As of 1 April 2002, a new Labour Code for the private sector and new labour legislation for the public sector came into force in the Slovak Republic. The previous Labour Code (adopted in 1965), amended more than 30 times, played a very important role in providing a comprehensive codification of employment and working conditions in Czechoslovakia, and as from 1 January 1993 (the date that the independent Slovak Republic was established) in Slovakia, too. It applied to all employees and employers equally, regardless of whether they were active in companies conducting a business or in public organisations.
Labour legislation in Slovakia has been changed many times, especially during the last decade when the changes have reflected the requirements of an effective market economy, which has been established step by step in the country since 1990. These changes have also reflected the principles of the Council of Europe's European Social Charter and the Conventions of the International Labour Organisation (ILO) Recent changes in Slovak labour legislation have been influenced especially by its harmonisation with the relevant EU legislation.
The adoption of the latest new labour legislation was preceded by long running negotiations between representatives of the government, especially of the Ministry of Labour, Social Affairs and Family (Ministerstvo práce, sociálnych vecí a rodiny Slovenskej republiky, MPSVR SR) - which made proposals - and representatives of the Trade Union Confederation of the Slovak Republic (Konfederácia odborových zväzov Slovenskej republiky, KOZ SR) and the Federation of Employers' Associations of the Slovak Republic (Asociácia zamestnávatel'ských zväzov a zdruzení Slovenskej republiky, AZZZ SR).

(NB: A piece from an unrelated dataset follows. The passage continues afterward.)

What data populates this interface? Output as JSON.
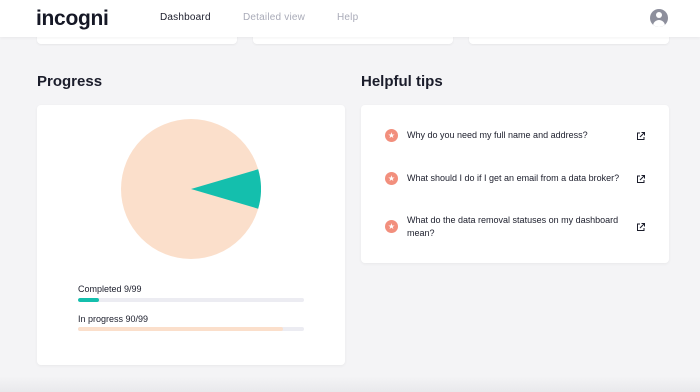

Negotiations took place in the tripartite Council for Economic and Social Concertation (Rada hospodárskej a sociálnej dohody, RHSD). After several changes to the proposed legislation, the social partners eventually agreed on a final version. As a result of the tripartite concertation, parliament then adopted three new Acts in July 2001- Act no. 311/2001 on the Labour Code, Act no. 312/2001 on the Civil Service and Act no. 313/2001 on the Public Service. The latter two Acts lay down conditions of employment for the civil service (eg state administration bodies) and for public services (eg education and healthcare services). All three new Acts came into effect as of 1 April 2002.
More freedom, democracy and contract-based labour relations are the main principles of the new Labour Code. In this respect, the new Labour Code lays down only the basic duties for employers on one hand and the minimum social standards for employees' social rights on the other hand. Better employment and working conditions may be agreed upon in sector or company-level collective agreements. The new Labour Code abolishes the previous limits to the scope of collective bargaining (eg the previous Code placed limitations on wage bargaining in the public sector). Employers and trade union representatives in the business sector can now bargain on any issues of common interest. There are some differences in the public sector, where the Act on the Civil Service and Act on the Public Service lay down some limitations for the scope of bargaining.
The new labour legislation also introduces a new employee representation structure for the first time in over 15 years. In business organisations where no trade union is present, employees now have the right to elect 'employees' councils', representing the employees' interests and rights in relations to the management. Similarly, 'personnel councils' are to be elected in public organisations. The election period of both councils is four years.
More details on the new labour legislation will be provided in future EIRO articles.